Mrs Christopher always wears a flowered hat whenever she leaves her house, pausing in the mirror regardless of the rush in order to set it perfectly. She always dresses in the full-length skirts ordained by her Pentecostal church. She smells of peppermint lozenges and coconut oil hair pomade. She is a large woman with rounded arms and full breasts, though a man would be gravely mistaken to believe that there is something comfortingly maternal about her. Everything about her dress and poise has been calculated with higher principles in mind. In every ruffle and embroider, in each bone of her reinforced brassiere, there is a spiritual purpose, a steeling of the body to higher matters.
Turn aside from man,
in whose body is breath,
for of what ac
count is he?
DURING HER TIME with Mother, she speaks in the most ornate country patois that she can muster, not to communicate with Mother, who speaks the language of a different nation anyway, but to exclude me from the conversation as well as berate me for my lack of culture and airs. With Meera, however, she is much more gentle.
‘How she is with she vegetable?’ she asks.
‘She’s OK, Mrs Christopher.’
‘And she walks? She still taking she walks?’
‘Yes, Mrs Christopher.’
The older woman nods and then arches her neck to glare at me from her position at the front door.
‘Is she son irritabling her?’ she says, not at all quietly.
‘No more than anyone else, Mrs Christopher.’
‘Well, you just call me when he get out of hand. I know how to deal with children like he, you know. He not too old to feel a woman’s stick across he backside.’
‘I guess not, Mrs Christopher,’ says Meera. ‘Unless of course he likes that sort of thing, Mrs Christopher.’
The older woman glares at me even more poisonously before sucking her teeth with incredible noise and leaving the house by slamming the door. Meera smiles exaggeratedly at me on her way up the stairs.
Mother has been silent for most of Mrs Christopher’s visit, sitting upright and smiling weakly from her chair in the sitting room, but after the older woman leaves she beckons me with a crooked finger and whispers into my ear.
‘Now that woman … that older woman there. She frighten me quite a bit.’
I KNOW EXACTLY one story about the two of them, Mother and Mrs Christopher. Their adventure north long before they received their landed status. It was a difficult time and a reckless adventure, two young black women in a lime green convertible which they borrowed from a young business lawyer who still owed Mother some cash for a last-minute cleaning job. He was away on vacation, Mother had tried to explain to Mrs Christopher. He would understand. Mrs Christopher, already a stern moralist at eighteen, only half believed this, but her imagination had already been seized. A journey north out of the city, just the two of them. Mrs Christopher had arrived as a domestic only a month or two before, and she was wondering when she would see snow. Would they be able to travel far enough north to see snow?

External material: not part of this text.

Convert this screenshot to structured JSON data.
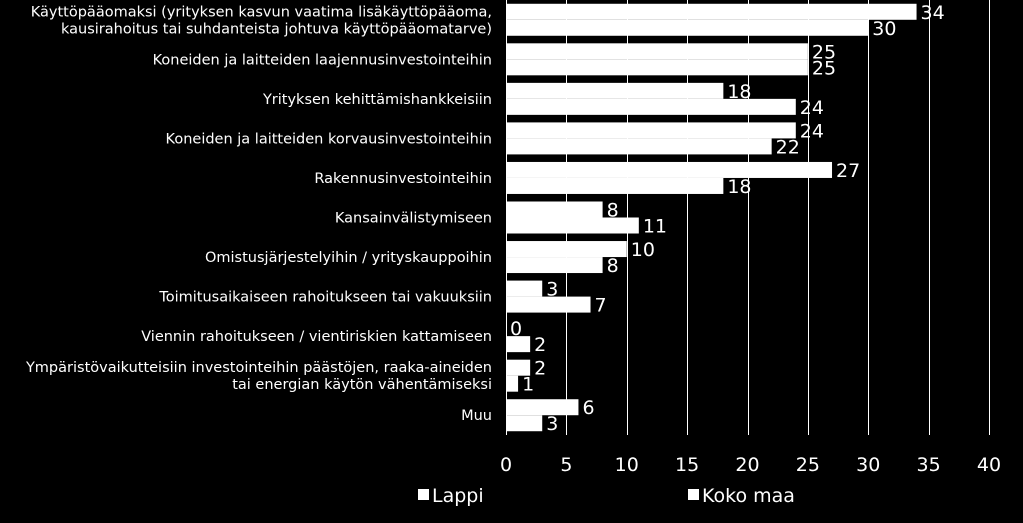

This was as hot a day in August as any in the Caribbean, and they both suspected that they’d probably not be able to reach the fabled snow-line in a day. Probably not. But they’d maybe catch sight of a white-capped mountain or something, a snowy peak from afar. They’d maybe catch the scent of snow, a clean scent of mint and pine, doubtlessly, a mist like something rising from a block of ice. They’d find themselves reflected like giants in emerald lakes. They’d name mountains and swallow whole the energies of this land. Mother drove the entire time with a mischievous gleam in her eyes, the convertible occasionally veering right and kicking up gravel from the shoulder. Mrs Christopher leaned into the turns and tightly gripped the door handle with both hands, praying for safety.